Writer: Ben Woodiwiss
Producer: Nick Jones
Cast: Pauline Cousty, Canelle Hoppé, Kristina Dargelyte
Reviewed from Cinema Zero
Benny Loves Killing doesn’t have much in common with Call Me a Psycho except this: both have a title which implies something very different to what we actually get, without disappointing.
This is the debut feature from Ben Woodiwiss, previously known to BHR fans for writing Simon Aitken’s vampire feature Blood + Roses (which I still haven’t seen). Somewhat bizarrely, he also worked for Uncle Lloyd on Citizen Toxie. That’s not the IMDB being crap again; there is only one film-maker called Ben Woodiwiss and he did work a Troma gig.
So although his previous pictures were a trilogy of short, artistic ‘film poems/essays’ about cinematic representations of women, nevertheless Woodiwiss is a horror fan and Benny Loves Killing, while certainly not a horror movie per se, is influenced enough by the genre to sit on the fringes of the British Horror Revival. At the very least, it’s about somebody making a horror film.
Pauline Cousty gives an absolutely stunning central performance as Benny, a young French woman studying for a qualification in film studies at some unspecified English institution. Complex and conflicted, Benny is not a likeable character. Moving from friend’s sofa to friend’s sofa, her homeless state is entirely of her own making. Partly because she could move in at any time with her mother (Canelle Hoppé: Sanitarium, Hellbreeder, London Voodoo), whom she visits on a fairly regular basis, but mostly because she blows most of her money on drugs.
But this isn’t really a film about things happening, it’s a character study, an exploration of an individual with self-destructive tendencies and deep neuroses.

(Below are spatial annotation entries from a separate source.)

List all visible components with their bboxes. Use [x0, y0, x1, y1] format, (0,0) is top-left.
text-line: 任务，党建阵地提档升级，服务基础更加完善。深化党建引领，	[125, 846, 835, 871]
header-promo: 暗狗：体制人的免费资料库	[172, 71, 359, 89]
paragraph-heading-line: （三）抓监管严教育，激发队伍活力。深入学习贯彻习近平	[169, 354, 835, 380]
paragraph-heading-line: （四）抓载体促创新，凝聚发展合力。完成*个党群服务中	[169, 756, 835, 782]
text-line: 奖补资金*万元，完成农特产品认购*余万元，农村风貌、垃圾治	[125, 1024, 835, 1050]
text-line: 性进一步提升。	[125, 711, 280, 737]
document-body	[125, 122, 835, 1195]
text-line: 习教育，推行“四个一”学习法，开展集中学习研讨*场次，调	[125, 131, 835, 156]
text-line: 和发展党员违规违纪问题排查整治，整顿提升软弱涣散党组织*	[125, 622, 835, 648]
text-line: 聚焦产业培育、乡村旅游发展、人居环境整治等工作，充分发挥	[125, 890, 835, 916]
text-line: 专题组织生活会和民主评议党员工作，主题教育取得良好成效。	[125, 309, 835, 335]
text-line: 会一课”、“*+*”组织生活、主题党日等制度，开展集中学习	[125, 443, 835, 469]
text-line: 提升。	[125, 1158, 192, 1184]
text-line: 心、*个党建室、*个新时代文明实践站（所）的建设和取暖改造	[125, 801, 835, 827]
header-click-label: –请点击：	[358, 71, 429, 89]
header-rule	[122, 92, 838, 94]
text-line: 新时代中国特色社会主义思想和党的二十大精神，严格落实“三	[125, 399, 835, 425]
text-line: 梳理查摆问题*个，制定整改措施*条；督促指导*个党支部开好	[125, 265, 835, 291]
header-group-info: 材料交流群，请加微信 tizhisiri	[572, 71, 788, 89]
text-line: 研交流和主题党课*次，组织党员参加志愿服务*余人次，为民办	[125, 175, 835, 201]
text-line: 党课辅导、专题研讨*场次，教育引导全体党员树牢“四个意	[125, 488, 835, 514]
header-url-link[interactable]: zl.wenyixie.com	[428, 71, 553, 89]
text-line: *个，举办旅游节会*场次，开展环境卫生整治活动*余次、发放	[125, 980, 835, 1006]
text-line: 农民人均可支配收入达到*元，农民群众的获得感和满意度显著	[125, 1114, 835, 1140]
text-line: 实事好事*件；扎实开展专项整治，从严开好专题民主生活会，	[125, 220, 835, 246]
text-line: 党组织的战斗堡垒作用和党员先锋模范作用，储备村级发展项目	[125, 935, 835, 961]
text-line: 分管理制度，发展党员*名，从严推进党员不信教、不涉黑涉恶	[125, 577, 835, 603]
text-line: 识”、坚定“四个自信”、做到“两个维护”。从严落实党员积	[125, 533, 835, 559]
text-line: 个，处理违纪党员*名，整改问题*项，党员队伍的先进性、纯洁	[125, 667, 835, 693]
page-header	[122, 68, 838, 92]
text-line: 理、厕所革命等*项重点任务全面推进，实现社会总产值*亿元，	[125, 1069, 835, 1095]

Woodiwiss calls it a psychodrama and that seems a fair description. (NB. That does not mean this is a ‘psycho’ drama). We gradually find out more about Benny and her world. We don’t find out much about how she got to where she is (in any sense) and the supporting characters, mother aside, are tangential. But we do peel away layers and find out more about someone who fascinates us even as she repels us.
A lot of the film’s power lies in the artistic way it is shot. Swedish cinematographer Markus A Ljungberg (Voodoo Magic) uses lots of handheld, tight close-ups with shallow depth of field, with characters slipping into and out of focus. We spend a lot of our time right in Benny’s face, which is framed for much of the film by one or other of two wigs: a blonde bob and a dark bob. This is more than an affectation (though it is that as well); the wigs hide Benny’s hair which is never washed, her morning ablutions relying on wet-wipes as she rises from another night on a sofa.
A remarkably international cast includes Lithuanian Kristina Dargelyte (Psychotic), Belgian Carla Espinoza, Italian Jean-Paul dal Monte and numerous others without CastingCallPro pages but whose names suggest a non-Anglo-Saxon heritage. Plus a few Britons including Trevor Nichols who was in Hot Fuzz. Most of the cast and crew have either no previous credits or only those of Woodiwiss’ earlier shorts.
Premiering in April 2012 in Norway, BLK played a number of festivals and was then made available online twice in 2014 for limited periods. First for two weeks in May as part of the American Online Film Awards, for which a paid pass was required but which nevertheless, by my house rules, qualifies as the commercial release date. And then two months later for ten days on the excellent Cinema Zero site, which included an optional director’s commentary track.